KEADAAN WAKTU PEMILIHAN KEPALA DESA
Pada
saat menjelang pemilihan Kepala Desa, masyarakat desa merasa cemas dan binggung
karena awalnya calon Kepala Desa cuma ada satu. Mereka tidak ada yang mau
mencalonkan sebagai Kepala Desa . Tetapi pada akhirnya salah satu pemilik
pabrik rokok diDesa itu mempunyai pemikiran untuk mencalonkan salah satu dari
warga untuk menjadi calon Kepala Desa. Pada awalnya dia(calon kepala desa)
tidak maumenerima amanaj itu karena dia merasa tidak pantas dan belum sanggup
untuk menjadi seorang pemimpin Desa, tetapi semua masyarakat dan pemilik pabrik
rokok tersebut tetap bersih kokoh untuk mencalonkan dan mendukungnya. Dan pada
akhirnya di bersedia dan sanggup untuk menjadi calon kepala desa walaupan dia
merasa berat.
Tiga
hari sebelum pemilihan kepala desa, para calon mendatangi semua rumah warga
desa untuk meminta do’a restu. Begitu juga dengan para tim sukses dari kedua
calon tersebut juga ikut mendatangi rumah warga desa dengan tujuan untuk
memberi sedikit uang dan menyuruhnya warga untuk memilih calon kepala desa yang
didukung karena setiap calon kepala desa mempunyai tim sukses sendiri-sendiri.
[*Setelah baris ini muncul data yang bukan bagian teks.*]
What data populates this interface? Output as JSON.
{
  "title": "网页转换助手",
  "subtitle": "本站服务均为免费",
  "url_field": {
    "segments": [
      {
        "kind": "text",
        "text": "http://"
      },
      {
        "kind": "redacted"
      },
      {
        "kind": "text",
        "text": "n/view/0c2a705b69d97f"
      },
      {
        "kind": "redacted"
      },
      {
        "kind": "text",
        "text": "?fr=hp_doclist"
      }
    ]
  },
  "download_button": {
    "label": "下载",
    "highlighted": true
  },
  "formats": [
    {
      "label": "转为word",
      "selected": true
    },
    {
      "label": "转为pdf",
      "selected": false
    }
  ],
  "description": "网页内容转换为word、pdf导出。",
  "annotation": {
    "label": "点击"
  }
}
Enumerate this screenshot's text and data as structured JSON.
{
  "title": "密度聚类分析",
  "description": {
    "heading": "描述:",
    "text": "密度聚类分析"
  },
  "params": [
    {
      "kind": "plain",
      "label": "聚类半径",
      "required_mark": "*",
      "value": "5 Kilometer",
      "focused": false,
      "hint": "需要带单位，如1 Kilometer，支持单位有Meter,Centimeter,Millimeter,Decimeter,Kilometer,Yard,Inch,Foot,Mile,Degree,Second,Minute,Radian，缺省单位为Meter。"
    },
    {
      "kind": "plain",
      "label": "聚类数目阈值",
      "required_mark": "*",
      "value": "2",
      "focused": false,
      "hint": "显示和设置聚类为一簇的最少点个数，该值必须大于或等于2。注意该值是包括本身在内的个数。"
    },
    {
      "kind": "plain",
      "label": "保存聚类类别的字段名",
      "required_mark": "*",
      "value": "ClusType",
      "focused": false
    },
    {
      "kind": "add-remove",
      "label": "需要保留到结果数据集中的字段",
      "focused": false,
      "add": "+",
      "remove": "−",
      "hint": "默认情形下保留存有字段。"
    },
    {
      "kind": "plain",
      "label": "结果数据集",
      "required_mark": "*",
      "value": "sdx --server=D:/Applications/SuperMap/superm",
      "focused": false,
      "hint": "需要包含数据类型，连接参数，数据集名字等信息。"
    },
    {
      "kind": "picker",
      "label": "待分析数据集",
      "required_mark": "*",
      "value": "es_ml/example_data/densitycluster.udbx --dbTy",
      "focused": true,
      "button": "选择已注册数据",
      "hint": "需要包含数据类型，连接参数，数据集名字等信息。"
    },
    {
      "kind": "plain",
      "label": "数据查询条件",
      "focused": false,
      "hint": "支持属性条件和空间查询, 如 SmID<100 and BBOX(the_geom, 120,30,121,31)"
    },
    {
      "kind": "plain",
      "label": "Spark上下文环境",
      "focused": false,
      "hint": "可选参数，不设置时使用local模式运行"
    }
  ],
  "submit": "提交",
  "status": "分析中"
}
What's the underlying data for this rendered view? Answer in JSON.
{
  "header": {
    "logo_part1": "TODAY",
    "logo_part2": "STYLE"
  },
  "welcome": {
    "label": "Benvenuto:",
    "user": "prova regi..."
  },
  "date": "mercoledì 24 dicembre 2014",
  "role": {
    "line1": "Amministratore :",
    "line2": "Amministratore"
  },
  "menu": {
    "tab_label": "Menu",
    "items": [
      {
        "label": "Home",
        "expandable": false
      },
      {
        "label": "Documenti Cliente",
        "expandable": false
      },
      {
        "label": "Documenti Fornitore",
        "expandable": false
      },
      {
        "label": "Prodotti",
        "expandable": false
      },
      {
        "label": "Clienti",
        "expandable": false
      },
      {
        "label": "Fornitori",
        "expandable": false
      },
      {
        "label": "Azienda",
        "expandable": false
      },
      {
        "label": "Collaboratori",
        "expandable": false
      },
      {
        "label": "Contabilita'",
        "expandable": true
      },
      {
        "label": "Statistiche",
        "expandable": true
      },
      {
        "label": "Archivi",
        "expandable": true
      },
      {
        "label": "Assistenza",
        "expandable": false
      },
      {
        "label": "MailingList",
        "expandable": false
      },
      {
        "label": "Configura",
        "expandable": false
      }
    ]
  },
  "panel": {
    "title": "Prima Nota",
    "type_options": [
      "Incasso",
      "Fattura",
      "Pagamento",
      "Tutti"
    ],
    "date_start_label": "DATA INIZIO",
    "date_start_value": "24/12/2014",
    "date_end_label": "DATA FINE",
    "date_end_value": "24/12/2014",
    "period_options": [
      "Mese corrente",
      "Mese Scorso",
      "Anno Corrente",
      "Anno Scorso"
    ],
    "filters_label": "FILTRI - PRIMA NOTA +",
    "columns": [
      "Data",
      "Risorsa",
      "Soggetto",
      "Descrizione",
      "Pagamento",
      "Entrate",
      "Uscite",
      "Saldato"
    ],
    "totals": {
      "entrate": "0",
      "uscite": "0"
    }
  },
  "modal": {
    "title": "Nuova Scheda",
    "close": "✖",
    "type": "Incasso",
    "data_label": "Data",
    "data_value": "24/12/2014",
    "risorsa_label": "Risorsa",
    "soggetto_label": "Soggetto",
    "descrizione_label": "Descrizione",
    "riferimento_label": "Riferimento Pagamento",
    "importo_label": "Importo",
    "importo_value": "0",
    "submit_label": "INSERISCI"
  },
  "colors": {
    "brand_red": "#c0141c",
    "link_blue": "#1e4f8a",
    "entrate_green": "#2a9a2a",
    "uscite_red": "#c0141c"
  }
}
Agar mendapat suara terbanyak dan terpilih menjadi kepala desa, tim sukses dari
pemilik pabrik rokok yang mendukung calon kepala desa nomer 2 juga berjanji
apabila calon yang didukung terpilih menjadi kepala desa maka para pegawainya
diajak pergi rekreasi dengan tidak dipunrut biaya.
Malam
hari sebelum pemilihan kepala desa, tim sukses dari kedua calon menjaga semua
warga desa agar tidak terjadi pengeboman dan perkalahian dari kedua tim sukses
dan semua warga desa. Penjagaannya dilakukan disetiap RT demi keamanan warga
desa. Tetapi pada malam itu juga terjadi pengeboman kepada salah satu warga
yang mendukung calon nomer 2. Pengeboman ini dilakukan oloh tim sukse dari
calon nomer 1, denagn cara memberinya uang yang lebih dari yang diberi oleh
timsukses calon 2 karena dia (tim sukses calon 1 )ingin warga tersebut mendukung dan memlilih
calon kepela desa nomer 1, tetapi itu semua tidak berhasil sebab tertangkap
basah oleh salah satu dari tim sukses calon 2. Uang yang awalnya mau dikasihkan
kepada salah satu warga tersebut diambil oleh tim sukses calon 2 dan
berkata”mana uangnya biar aku buat beli makanan dan rokok untuk warga yang jaga
malam. Pada akhirnya uang tersebut dikasihkan kepadanya, lalu tim sukses calon
1 pergi dengan muka yang ditekuk-tekuk.
Pagi
harinya para waga desa pergi kebalai desa untuk melakukan pemilihan calon
kepala desa. Para calon duduk berdampingan dan keluarganya juga ikut serta.
Pada waktui itu para polisi dan hansip juga ikut mengmankan jalan dan keamanan
warga. Ada yang menjaga di masjid, pertigaan dan tempat-tempat lainnya.
Pemilihan berjalan dengan lancar sampai siang hari. Setelah selesai maka
dilakukan perhitungan suara warga desa juga ikut menyaksikannya. Perolehan
suara awalnya tidak kalah jauh, keduanya mendapatkan suara yang sama. Tetapi
pada akhirnya perolehan suara terbanyak didapatkan oleh calo nomer dua, para
pendukungnya sangat senang karena calonnya berhasil menjadi kepala desa yang
baru.
Setalah
kemenangannya, kepala desa yang baru mengadakan tasyakuran yang diikuti oleh
semua warga desa dengan dimeriahkan oleh para penyanyi dan wayang kulit.